And – let’s not forget – dinner is time for my fourth round of meds.

Sometimes I help my husband get out the door for an evening activity. He takes our son to a weekly swim class, goes out to play tennis, does the grocery shopping, and occasionally drops our son off at his grandparents for an overnight stay.

Driving at night usually isn’t an option for me, and neither is coming along for the ride. Especially when my husband goes grocery shopping since it’s usually after bedtime and someone has to stay home with our son anyway. It’s hard to accept that I'm always the one staying home because of my pain and illness. I try to focus on my gratitude that my husband can and will do these things. Instead of struggling to walk the aisles of a grocery store, I am able to rest on the couch.
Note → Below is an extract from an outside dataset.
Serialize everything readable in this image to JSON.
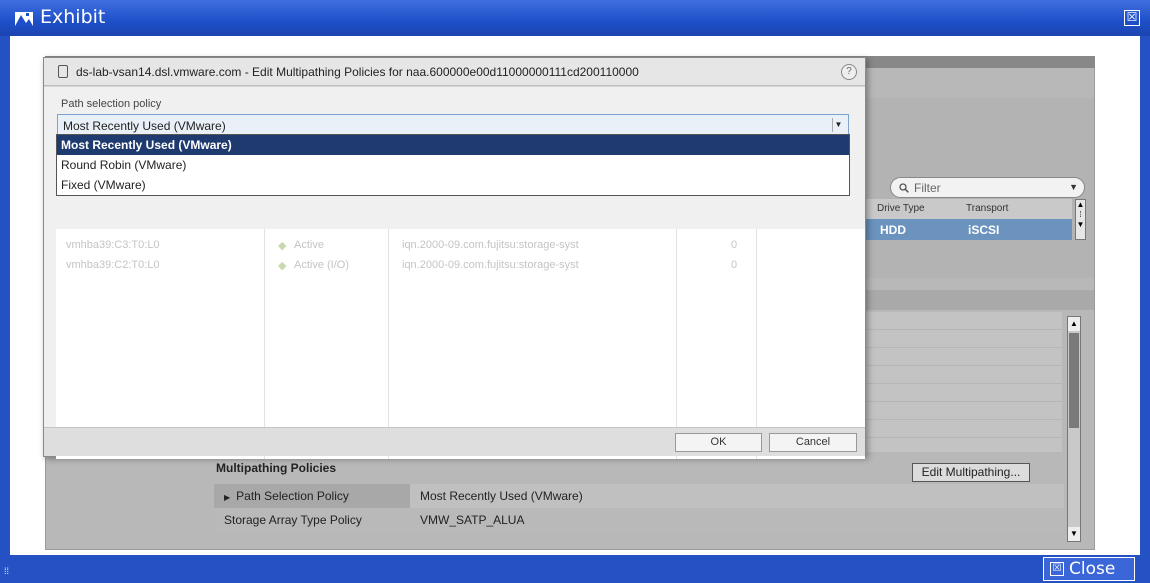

Still, it’s important to acknowledge that losing independence because of lupus is very hard. It’s a continual loss, so it can also seem like a continual grieving process. I feel like I miss out on a lot and the evening can be one of the hardest parts of the day for me, because I’m tired, in pain, and lonely.

Switching into night mode

Around 8 pm I'm generally very exhausted and in pain, so it's rare for me to do something other than watch TV at this point. I try to see it as my guilty pleasure. Since it's all I can do I might as well enjoy it. I used to love reading in the evening but my eyes are generally too dry to allow me to read for very long.

While I’m watching TV I’ll often attempt some pain management. I might use my massage gun, do some easy stretches, or work through some deep breathing to at least take my mind off the pain.

The end of the day is hard. Sometimes I wonder how I'll ever walk up the stairs to my bedroom. Just doing simple tasks, like refilling my water and finding my way to bed, can take just about everything I've got left.

I've got a quick but thorough bedtime routine that includes taking my blood pressure medication, brushing my teeth, applying rosacea ointment, and putting in eye drops. In an effort to sleep well, I make the room very dark and turn on my fan for white noise. I get settled with many, many pillows on a high-quality mattress that I'm very grateful to have. And last but not least, I close my eyes and say a quick prayer for that elusive good night's sleep.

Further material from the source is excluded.